Charlotte Nat. Bank v. Morgan, 132 U.S. 141, 10 S.Ct. 37, 33 L.Ed. 282 (1889), recognized that the exemption of national banking associations from suit in counties or cities other than those in which they were located was a personal privege of the associations which could be waived by them. Id., at 145, 10 S.Ct. at 38, 33 L.Ed. at 283. This exception to the otherwise mandatory nature of this venue limitation has been carried forward in the current recodification of the federally created privilege. Michigan Nat. Bank v. Robertson, 372 U.S. 591, 594, 83 S.Ct. 914, 915, 9 L.Ed.2d 961, 963 (1963). In Neirbo Co. v. Bethlehem Shipbuilding Corp., 308 U.S. 165, 60 S.Ct. 153, 84 L.Ed. 167 (1939), the Court held that by designating an agent for service of process within a State, a corporation gave its consent to be sued in federal court within that State notwithstanding the provisions of the predecessor to 28 U.S.C. § 1391(c), which accorded defendants in federal courts a privilege regarding venue essentially equivalent to that found in 12 U.S.C. § 94. I see no reason for concluding that the venue privilege extended by § 94 is of a different nature from that contained in § 1391, or that it may not be similarly waived by the conduct of a national banking association. Thus, I believe Neirbo Establishes that petitioner National Bank could be deemed to have consented to being sued in Utah by providing an agent for service of process in that State or otherwise qualifying to do business therein according to Utah law. The record before us does not reveal whether such facts may exist in this case, however, and the Utah courts apparently engaged in no inquiry along these lines. I therefore agree with the Court's decision to remand this case to the Utah court in order that it can examine whether petitioner may have waived the privilege afforded it by § 94.
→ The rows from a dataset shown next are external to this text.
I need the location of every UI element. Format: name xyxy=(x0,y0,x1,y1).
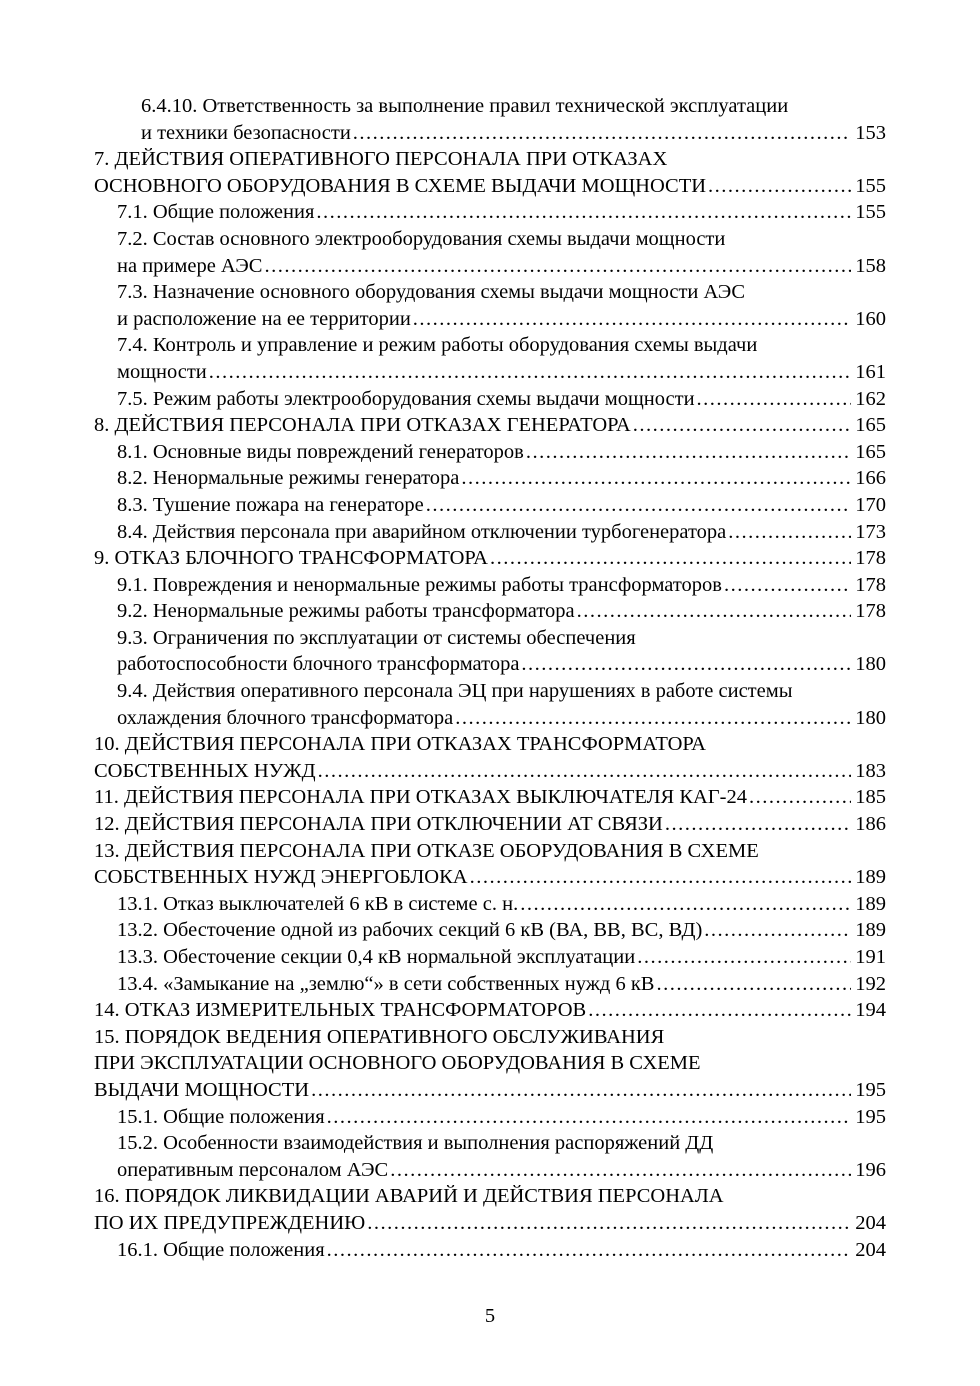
toc-entry-page: 180 xyxy=(855,706,886,729)
dot-leader xyxy=(577,598,852,625)
toc-entry-title-line: 8.3. Тушение пожара на генераторе xyxy=(117,493,424,516)
toc-entry[interactable] xyxy=(94,838,886,891)
dot-leader xyxy=(490,545,851,572)
toc-entry-page: 166 xyxy=(855,467,886,490)
dot-leader xyxy=(724,572,851,599)
toc-entry[interactable] xyxy=(117,625,886,678)
toc-entry[interactable] xyxy=(94,811,886,838)
toc-entry-title-line: ПРИ ЭКСПЛУАТАЦИИ ОСНОВНОГО ОБОРУДОВАНИЯ В СХЕМЕ xyxy=(94,1052,701,1075)
dot-leader xyxy=(588,997,851,1024)
toc-entry-last-line xyxy=(94,864,886,891)
toc-entry[interactable] xyxy=(94,784,886,811)
toc-entry[interactable] xyxy=(117,1104,886,1131)
toc-entry-title-line: 13.2. Обесточение одной из рабочих секций 6 кВ (ВА, ВВ, ВС, ВД) xyxy=(117,919,703,942)
toc-entry-last-line xyxy=(117,306,886,333)
dot-leader xyxy=(704,917,851,944)
toc-entry-title-line: 14. ОТКАЗ ИЗМЕРИТЕЛЬНЫХ ТРАНСФОРМАТОРОВ xyxy=(94,999,587,1022)
toc-entry-title-line: 7.4. Контроль и управление и режим работы оборудования схемы выдачи xyxy=(117,334,758,357)
toc-entry-page: 204 xyxy=(855,1238,886,1261)
toc-entry-last-line xyxy=(117,359,886,386)
toc-entry-page: 153 xyxy=(855,121,886,144)
toc-entry-last-line xyxy=(117,519,886,546)
toc-entry-page: 178 xyxy=(855,547,886,570)
dot-leader xyxy=(209,359,851,386)
dot-leader xyxy=(520,891,851,918)
toc-entry-last-line xyxy=(117,1157,886,1184)
toc-entry-title-line: охлаждения блочного трансформатора xyxy=(117,706,454,729)
toc-entry-title-line: оперативным персоналом АЭС xyxy=(117,1158,389,1181)
toc-entry-title-line: и расположение на ее территории xyxy=(117,307,411,330)
toc-entry-title-line: 13. ДЕЙСТВИЯ ПЕРСОНАЛА ПРИ ОТКАЗЕ ОБОРУДОВАНИЯ В СХЕМЕ xyxy=(94,839,759,862)
toc-entry-page: 155 xyxy=(855,201,886,224)
toc-entry[interactable] xyxy=(117,199,886,226)
toc-entry[interactable] xyxy=(117,386,886,413)
toc-entry-last-line xyxy=(117,917,886,944)
toc-entry[interactable] xyxy=(117,226,886,279)
toc-entry-title-line: 9.2. Ненормальные режимы работы трансформатора xyxy=(117,600,575,623)
toc-entry-last-line xyxy=(94,784,886,811)
toc-entry[interactable] xyxy=(117,492,886,519)
dot-leader xyxy=(749,784,851,811)
toc-entry-page: 185 xyxy=(855,786,886,809)
toc-entry-page: 195 xyxy=(855,1105,886,1128)
toc-entry-title-line: 8.1. Основные виды повреждений генераторов xyxy=(117,440,524,463)
toc-entry-page: 192 xyxy=(855,972,886,995)
toc-entry-page: 158 xyxy=(855,254,886,277)
toc-entry-title-line: СОБСТВЕННЫХ НУЖД xyxy=(94,759,316,782)
toc-entry-last-line xyxy=(117,1104,886,1131)
toc-entry-title-line: ПО ИХ ПРЕДУПРЕЖДЕНИЮ xyxy=(94,1211,366,1234)
toc-entry-last-line xyxy=(94,412,886,439)
dot-leader xyxy=(327,1104,852,1131)
dot-leader xyxy=(390,1157,851,1184)
toc-entry[interactable] xyxy=(117,519,886,546)
toc-entry[interactable] xyxy=(94,146,886,199)
dot-leader xyxy=(316,199,851,226)
toc-entry-page: 196 xyxy=(855,1158,886,1181)
toc-entry-title-line: 10. ДЕЙСТВИЯ ПЕРСОНАЛА ПРИ ОТКАЗАХ ТРАНСФОРМАТОРА xyxy=(94,733,706,756)
toc-entry-title-line: 13.1. Отказ выключателей 6 кВ в системе с. н. xyxy=(117,892,519,915)
toc-entry-title-line: мощности xyxy=(117,360,207,383)
toc-entry[interactable] xyxy=(117,332,886,385)
toc-entry-title-line: 11. ДЕЙСТВИЯ ПЕРСОНАЛА ПРИ ОТКАЗАХ ВЫКЛЮЧАТЕЛЯ КАГ-24 xyxy=(94,786,747,809)
toc-entry-title-line: 8. ДЕЙСТВИЯ ПЕРСОНАЛА ПРИ ОТКАЗАХ ГЕНЕРАТОРА xyxy=(94,414,631,437)
toc-entry-last-line xyxy=(117,386,886,413)
toc-entry-last-line xyxy=(117,572,886,599)
toc-entry-page: 183 xyxy=(855,759,886,782)
toc-entry-last-line xyxy=(117,944,886,971)
toc-entry-page: 161 xyxy=(855,360,886,383)
toc-entry-title-line: 13.3. Обесточение секции 0,4 кВ нормальной эксплуатации xyxy=(117,946,636,968)
toc-entry-page: 189 xyxy=(855,892,886,915)
toc-entry[interactable] xyxy=(94,731,886,784)
toc-entry[interactable] xyxy=(94,1183,886,1236)
toc-entry[interactable] xyxy=(94,997,886,1024)
dot-leader xyxy=(327,1237,852,1264)
toc-entry-last-line xyxy=(117,1237,886,1264)
toc-entry-title-line: 15. ПОРЯДОК ВЕДЕНИЯ ОПЕРАТИВНОГО ОБСЛУЖИВАНИЯ xyxy=(94,1025,665,1048)
dot-leader xyxy=(633,412,852,439)
dot-leader xyxy=(656,971,851,998)
toc-entry-title-line: 13.4. «Замыкание на „землю“» в сети собственных нужд 6 кВ xyxy=(117,972,655,995)
toc-entry[interactable] xyxy=(141,93,886,146)
toc-entry-title-line: работоспособности блочного трансформатора xyxy=(117,653,520,676)
toc-entry[interactable] xyxy=(117,572,886,599)
toc-entry-last-line xyxy=(117,891,886,918)
table-of-contents xyxy=(94,93,886,1263)
toc-entry-page: 160 xyxy=(855,307,886,330)
toc-entry-title-line: 7.3. Назначение основного оборудования схемы выдачи мощности АЭС xyxy=(117,281,746,304)
toc-entry-page: 155 xyxy=(855,174,886,197)
toc-entry[interactable] xyxy=(117,1237,886,1264)
toc-entry-page: 195 xyxy=(855,1078,886,1101)
toc-entry-title-line: 9. ОТКАЗ БЛОЧНОГО ТРАНСФОРМАТОРА xyxy=(94,547,488,570)
page-number: 5 xyxy=(484,1305,496,1327)
toc-entry[interactable] xyxy=(117,439,886,466)
toc-entry-page: 180 xyxy=(855,653,886,676)
toc-entry[interactable] xyxy=(94,412,886,439)
toc-entry-title-line: ОСНОВНОГО ОБОРУДОВАНИЯ В СХЕМЕ ВЫДАЧИ МОЩНОСТИ xyxy=(94,174,707,197)
dot-leader xyxy=(637,944,851,971)
toc-entry-title-line: 7.5. Режим работы электрооборудования схемы выдачи мощности xyxy=(117,387,695,410)
dot-leader xyxy=(728,519,851,546)
dot-leader xyxy=(353,120,851,147)
toc-entry-last-line xyxy=(94,758,886,785)
dot-leader xyxy=(526,439,851,466)
toc-entry-title-line: 9.4. Действия оперативного персонала ЭЦ при нарушениях в работе системы xyxy=(117,680,793,703)
toc-entry-title-line: ВЫДАЧИ МОЩНОСТИ xyxy=(94,1078,310,1101)
toc-entry-title-line: 9.1. Повреждения и ненормальные режимы работы трансформаторов xyxy=(117,573,722,596)
toc-entry[interactable] xyxy=(117,971,886,998)
toc-entry-last-line xyxy=(117,705,886,732)
toc-entry-page: 178 xyxy=(855,600,886,623)
toc-entry[interactable] xyxy=(117,944,886,971)
toc-entry-page: 170 xyxy=(855,493,886,516)
toc-entry-page: 186 xyxy=(855,813,886,836)
toc-entry-page: 178 xyxy=(855,573,886,596)
toc-entry-page: 194 xyxy=(855,999,886,1022)
toc-entry-title-line: 8.4. Действия персонала при аварийном отключении турбогенератора xyxy=(117,520,727,543)
toc-entry[interactable] xyxy=(117,891,886,918)
toc-entry[interactable] xyxy=(94,545,886,572)
dot-leader xyxy=(264,253,851,280)
toc-entry-last-line xyxy=(94,997,886,1024)
toc-entry-title-line: 15.1. Общие положения xyxy=(117,1105,325,1128)
toc-entry[interactable] xyxy=(117,598,886,625)
toc-entry-title-line: на примере АЭС xyxy=(117,254,263,277)
toc-entry[interactable] xyxy=(94,1024,886,1104)
toc-entry-last-line xyxy=(117,253,886,280)
toc-entry-last-line xyxy=(94,811,886,838)
toc-entry-title-line: 9.3. Ограничения по эксплуатации от системы обеспечения xyxy=(117,626,636,649)
dot-leader xyxy=(665,811,851,838)
toc-entry-page: 165 xyxy=(855,440,886,463)
toc-entry-title-line: 15.2. Особенности взаимодействия и выполнения распоряжений ДД xyxy=(117,1132,714,1155)
toc-entry-last-line xyxy=(117,439,886,466)
toc-entry-title-line: 7.1. Общие положения xyxy=(117,201,315,224)
toc-entry-page: 189 xyxy=(855,866,886,889)
dot-leader xyxy=(318,758,852,785)
toc-entry-page: 165 xyxy=(855,414,886,437)
toc-entry-last-line xyxy=(94,1077,886,1104)
toc-entry-last-line xyxy=(94,1210,886,1237)
toc-entry-title-line: 8.2. Ненормальные режимы генератора xyxy=(117,467,460,490)
toc-entry[interactable] xyxy=(117,465,886,492)
toc-entry-page: 162 xyxy=(855,387,886,410)
toc-entry-title-line: 16.1. Общие положения xyxy=(117,1238,325,1261)
toc-entry-title-line: 16. ПОРЯДОК ЛИКВИДАЦИИ АВАРИЙ И ДЕЙСТВИЯ ПЕРСОНАЛА xyxy=(94,1185,724,1208)
toc-entry-last-line xyxy=(141,120,886,147)
toc-entry-title-line: 6.4.10. Ответственность за выполнение правил технической эксплуатации xyxy=(141,95,789,117)
toc-entry-page: 173 xyxy=(855,520,886,543)
toc-entry-last-line xyxy=(117,492,886,519)
toc-entry-page: 189 xyxy=(855,919,886,942)
toc-entry-title-line: СОБСТВЕННЫХ НУЖД ЭНЕРГОБЛОКА xyxy=(94,866,468,889)
dot-leader xyxy=(521,651,851,678)
toc-entry[interactable] xyxy=(117,917,886,944)
dot-leader xyxy=(455,705,851,732)
dot-leader xyxy=(311,1077,851,1104)
dot-leader xyxy=(426,492,852,519)
dot-leader xyxy=(413,306,851,333)
dot-leader xyxy=(697,386,852,413)
toc-entry[interactable] xyxy=(117,678,886,731)
toc-entry-last-line xyxy=(117,651,886,678)
dot-leader xyxy=(461,465,851,492)
dot-leader xyxy=(470,864,852,891)
toc-entry[interactable] xyxy=(117,1130,886,1183)
toc-entry-last-line xyxy=(117,199,886,226)
dot-leader xyxy=(367,1210,851,1237)
toc-entry-last-line xyxy=(94,173,886,200)
toc-entry-page: 191 xyxy=(855,946,886,968)
toc-entry-page: 204 xyxy=(855,1211,886,1234)
toc-entry-title-line: 7.2. Состав основного электрооборудования схемы выдачи мощности xyxy=(117,227,726,250)
toc-entry-title-line: и техники безопасности xyxy=(141,121,351,144)
toc-entry-last-line xyxy=(117,971,886,998)
toc-entry-last-line xyxy=(94,545,886,572)
dot-leader xyxy=(708,173,851,200)
toc-entry-title-line: 12. ДЕЙСТВИЯ ПЕРСОНАЛА ПРИ ОТКЛЮЧЕНИИ АТ СВЯЗИ xyxy=(94,813,663,836)
toc-entry-title-line: 7. ДЕЙСТВИЯ ОПЕРАТИВНОГО ПЕРСОНАЛА ПРИ ОТКАЗАХ xyxy=(94,148,668,171)
toc-entry-last-line xyxy=(117,598,886,625)
toc-entry[interactable] xyxy=(117,279,886,332)
toc-entry-last-line xyxy=(117,465,886,492)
The respondent also argues that § 94 does not apply because this action is local in nature. See Casey v. Adams, 102 U.S. 66, 26 L.Ed. 52 (1880). This argument is based on the fact that a loan was made by the petitioner to a Utah corporation and that the petitioner has claimed a security interest in the assets of that corporation in a bankruptcy petition. But the Robertson decision established that such factors do not bring a case within the local-action exception to § 94 carved out by Casey v. Adams, supra. See 372 U.S., at 593-594, 83 S.Ct. at 915, 9 L.Ed.2d at 963.